AA. VV. – CDCM Computer Music Series Vol. 3


cover-cdcm-computer-music-series-vol-3Title: CDCM Computer Music Series Vol. 3
Authors: Various
Label: Centaur Records
Year: 1989
Tracks: 6
Duration: 00.59:28

Third in the series of publications produced by the record Consortium to Distribute Computer Music (CDCM), the nonprofit organization of Dartmouth College, Texas.
The special feature of this series is to be devoted exclusively to works of computer music, made for different types of organic. But there is another element that characterizes these publications: each volume has its own internal logic, being devoted each time to a different structure, which is a research center, a studio for electronic music or some university.

In the case of the third volume, the research center of reference is among those who have made ​​great contributions to the foundation of this particular current of electronic music: the Experimental Music Studios of the University of Illinois. Lejaren Hiller, computer music pioneer with his Illiac Suite, contributed to its foundation.

In this collection are not present his works but there are also authors who have contributed so much to the history of this famous center for electronic music.

Among these authors should be cited without doubt Herbert Brün and Salvatore Martirano. Among these authors should be cited without doubt Brün Herbert and Salvatore Martirano. The first has devoted much of his career to the use of electronic technologies, with a particular focus on the computer, to the point of became even a programmer. It is not a coincidence that most of his best known works involving the use of the computer technology.

In this collection there is a work titled i toLD You so! (1981) for computer-generated tape. This piece is often accompanied by the term SAWDUST No.6, from the name that Brün gave to the software for music composition that he developed.

Even Salvatore Martirano, here with this his Sampler: Everything Goes When the Whistle Blows (1985), had not only a role of composer but is committed, as a developer, also in the realization of the SAL-MAR Construction  synthesizer, a hybrid system consisting of an analog part and a digital (similar to the Groove of Max Mathews). Sampler is a work that has a very varied sound set design: weaving romantic quotes, with synthetic sounds, jazz phrasing, samples, and the electronic violin played by Dorothy Martirano, his wife. The composition of this song came about through the yahaSALmaMAC Midi Orchestra, a particular system part of a larger project on musical improvisation through the computer, designed and created by the same composer.

The second track on the album is of John Melby, Chor der Waisen (1985) for computer-generated tape. The title refers to the German poem of the poet Nelly Sachs. For its implementation, the American composer used the Music 360 and an IBM 4341 computer. The original version was thinked for a four-track tape, but this collection presents a stereo reduction.

More complex the instrumental group in the next Cuniculi, for five tubas (1986) by the Romanian composer Sever Tipei. Dedicated to Fritz Kaensig, Professor of Tuba at the University of Illinois, this work was carried out with MP1, a software for computer-assisted music composition. Developed by the same composer, the program performs the operations of selection of a base material, in a manner similar to the procedure applied by Lejaren Hiller for the Illiac Suite.
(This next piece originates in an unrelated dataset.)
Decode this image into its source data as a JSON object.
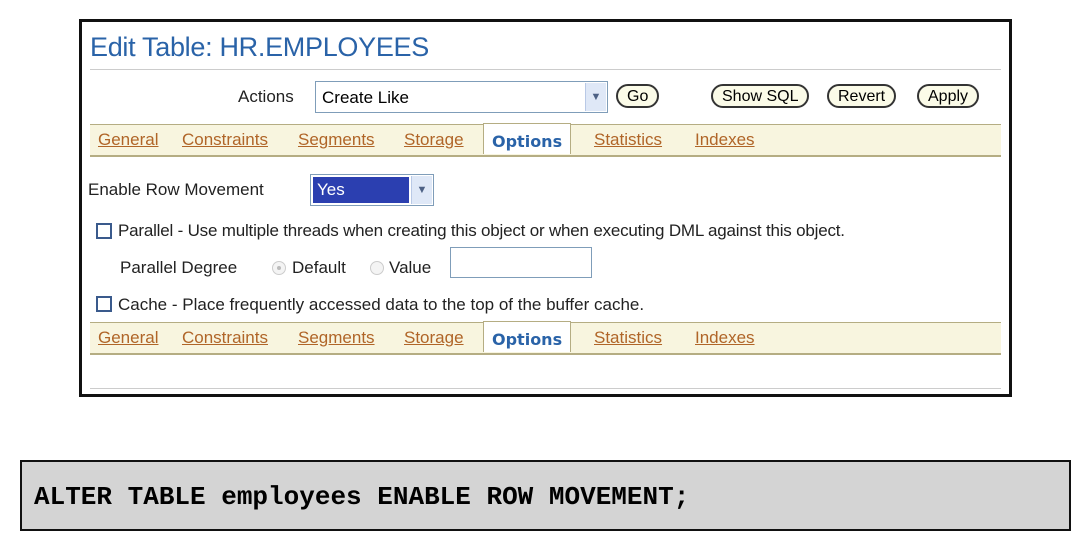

The next two tracks have to do both with Herbert Brün: the fourth because is dedicated to the German born composer for his seventieth birthday by Scott Wyatt, who composed Still Hidden Laughs (1988) with the the Synclavier II synthesizer and the Yamaha Digital system at Illinois. Then, there is the fifth track composed by Brün, to which we referred earlier.

Closes the collection a work of Carla Scaletti, sunSurgeAutomata (1987), realized with the Platypus digital processor and the Kyma music programming language, developed by the Scaletti.